The role of divalent cations in structure and function of murine adenosine deaminase

Abstract

For murine adenosine deaminase, we have determined that a single zinc or cobalt cofactor bound in a high affinity site is required for catalytic function while metal ions bound at an additional site(s) inhibit the enzyme. A catalytically inactive apoenzyme of murine adenosine deaminase was produced by dialysis in the presence of specific zinc chelators in an acidic buffer.

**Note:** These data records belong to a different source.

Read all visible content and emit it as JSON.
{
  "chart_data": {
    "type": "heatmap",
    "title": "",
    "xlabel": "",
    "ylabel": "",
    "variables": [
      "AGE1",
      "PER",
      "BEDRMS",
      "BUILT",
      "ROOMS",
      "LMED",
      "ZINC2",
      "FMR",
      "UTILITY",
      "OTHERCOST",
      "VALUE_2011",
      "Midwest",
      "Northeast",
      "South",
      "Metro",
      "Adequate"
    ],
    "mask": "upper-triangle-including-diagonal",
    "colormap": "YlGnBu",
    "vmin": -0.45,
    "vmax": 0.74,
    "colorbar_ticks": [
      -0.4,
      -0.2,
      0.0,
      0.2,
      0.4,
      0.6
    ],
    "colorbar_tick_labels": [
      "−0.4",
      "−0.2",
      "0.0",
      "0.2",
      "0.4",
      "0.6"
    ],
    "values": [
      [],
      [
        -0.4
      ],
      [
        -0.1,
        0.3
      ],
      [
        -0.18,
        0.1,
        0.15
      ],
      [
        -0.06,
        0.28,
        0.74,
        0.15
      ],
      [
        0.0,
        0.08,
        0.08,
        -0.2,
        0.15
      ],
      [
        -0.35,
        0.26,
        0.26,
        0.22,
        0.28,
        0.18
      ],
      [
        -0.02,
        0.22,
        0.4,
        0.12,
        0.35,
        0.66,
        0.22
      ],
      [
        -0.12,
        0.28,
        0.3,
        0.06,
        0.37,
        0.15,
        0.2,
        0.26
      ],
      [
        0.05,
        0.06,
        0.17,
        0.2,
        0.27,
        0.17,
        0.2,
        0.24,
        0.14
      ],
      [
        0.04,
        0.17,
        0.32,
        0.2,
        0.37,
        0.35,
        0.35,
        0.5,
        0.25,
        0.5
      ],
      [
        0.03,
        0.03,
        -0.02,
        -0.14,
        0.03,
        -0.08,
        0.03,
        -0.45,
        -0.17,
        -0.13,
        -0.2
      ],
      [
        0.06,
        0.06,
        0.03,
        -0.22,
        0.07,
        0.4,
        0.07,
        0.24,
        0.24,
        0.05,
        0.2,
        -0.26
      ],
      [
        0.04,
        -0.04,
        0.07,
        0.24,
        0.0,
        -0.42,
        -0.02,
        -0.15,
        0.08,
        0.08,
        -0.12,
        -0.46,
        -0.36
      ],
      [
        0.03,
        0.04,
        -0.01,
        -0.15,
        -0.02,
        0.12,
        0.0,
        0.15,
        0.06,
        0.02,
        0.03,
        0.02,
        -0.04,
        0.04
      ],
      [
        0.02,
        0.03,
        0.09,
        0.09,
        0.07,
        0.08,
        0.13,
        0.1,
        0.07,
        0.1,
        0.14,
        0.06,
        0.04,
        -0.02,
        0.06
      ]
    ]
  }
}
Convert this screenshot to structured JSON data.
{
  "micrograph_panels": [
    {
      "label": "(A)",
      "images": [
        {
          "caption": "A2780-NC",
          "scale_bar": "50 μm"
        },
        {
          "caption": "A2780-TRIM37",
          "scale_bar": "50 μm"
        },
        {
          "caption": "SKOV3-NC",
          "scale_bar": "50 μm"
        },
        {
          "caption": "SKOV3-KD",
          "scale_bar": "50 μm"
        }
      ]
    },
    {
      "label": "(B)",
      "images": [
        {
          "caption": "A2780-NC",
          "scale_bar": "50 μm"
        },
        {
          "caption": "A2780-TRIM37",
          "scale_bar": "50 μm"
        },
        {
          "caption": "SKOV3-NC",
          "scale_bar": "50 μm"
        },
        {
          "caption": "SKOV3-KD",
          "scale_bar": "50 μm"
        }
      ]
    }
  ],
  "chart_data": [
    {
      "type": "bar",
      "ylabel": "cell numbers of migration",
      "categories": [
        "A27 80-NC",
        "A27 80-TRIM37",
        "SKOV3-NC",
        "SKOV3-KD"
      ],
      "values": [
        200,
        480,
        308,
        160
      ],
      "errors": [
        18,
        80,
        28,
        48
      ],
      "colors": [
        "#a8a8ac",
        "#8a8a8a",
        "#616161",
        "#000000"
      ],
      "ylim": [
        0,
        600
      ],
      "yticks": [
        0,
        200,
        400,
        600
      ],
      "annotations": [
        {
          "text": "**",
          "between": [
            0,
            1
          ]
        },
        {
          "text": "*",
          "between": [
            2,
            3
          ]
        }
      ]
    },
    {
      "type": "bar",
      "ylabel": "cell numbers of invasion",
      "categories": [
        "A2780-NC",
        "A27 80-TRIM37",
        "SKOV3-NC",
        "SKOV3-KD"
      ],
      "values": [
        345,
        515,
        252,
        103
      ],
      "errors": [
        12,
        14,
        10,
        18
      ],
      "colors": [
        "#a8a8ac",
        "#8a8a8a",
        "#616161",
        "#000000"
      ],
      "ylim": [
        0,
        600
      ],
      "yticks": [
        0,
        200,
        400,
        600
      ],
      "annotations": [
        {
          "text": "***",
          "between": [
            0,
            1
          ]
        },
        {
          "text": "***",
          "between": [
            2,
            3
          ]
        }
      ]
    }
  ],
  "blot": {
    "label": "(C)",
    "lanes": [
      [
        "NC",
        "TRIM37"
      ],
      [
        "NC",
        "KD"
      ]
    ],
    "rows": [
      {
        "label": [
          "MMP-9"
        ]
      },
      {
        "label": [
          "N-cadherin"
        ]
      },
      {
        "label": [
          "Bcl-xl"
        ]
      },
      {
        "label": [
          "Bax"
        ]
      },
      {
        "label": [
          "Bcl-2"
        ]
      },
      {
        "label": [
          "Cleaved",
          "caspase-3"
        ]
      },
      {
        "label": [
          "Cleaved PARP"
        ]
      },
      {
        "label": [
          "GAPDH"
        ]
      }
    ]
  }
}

This represents the first production of the apoenzyme and demonstrates a rigorous method for removing the occult cofactor. Restoration to the holoenzyme is achieved with stoichiometric amounts of either Zn^2+^ or Co^2+^ yielding at least 95% of initial activity. Far UV CD and fluorescence spectra are the same for both the apo‐ and holoenzyme, providing evidence that removal of the cofactor does not alter secondary or tertiary structure. The substrate binding site remains functional as determined by similar quenching measured by tryptophan fluorescence of apo‐ or holoenzyme upon mixing with the transition state analog, deoxycoformycin. Excess levels of adenosine or N^6^‐methyladenosine incubated with the apoenzyme prior to the addition of metal prevent restoration, suggesting that the cofactor adds through the substrate binding cleft. The cations Ca^2+^, Cd^2+^ Cr^2+^, Cu^+^, Cu^2+^, Mn^2+^, Fe^2+^, Fe^3+^, Pb^2+^, or Mg^2+^ did not restore adenosine deaminase activity to the apoenzyme. Mn^2+^, Cu^2+^, and Zn^2+^ were found to be competitive inhibitors of the holoenzyme with respect to substrate and Cd^2+^ and Co^2+^ were noncompetitive inhibitors. Weak inhibition (K~i~ ≥ 1000 μM) was noted for Ca^2+^, Fe^2+^, and Fe^3+^.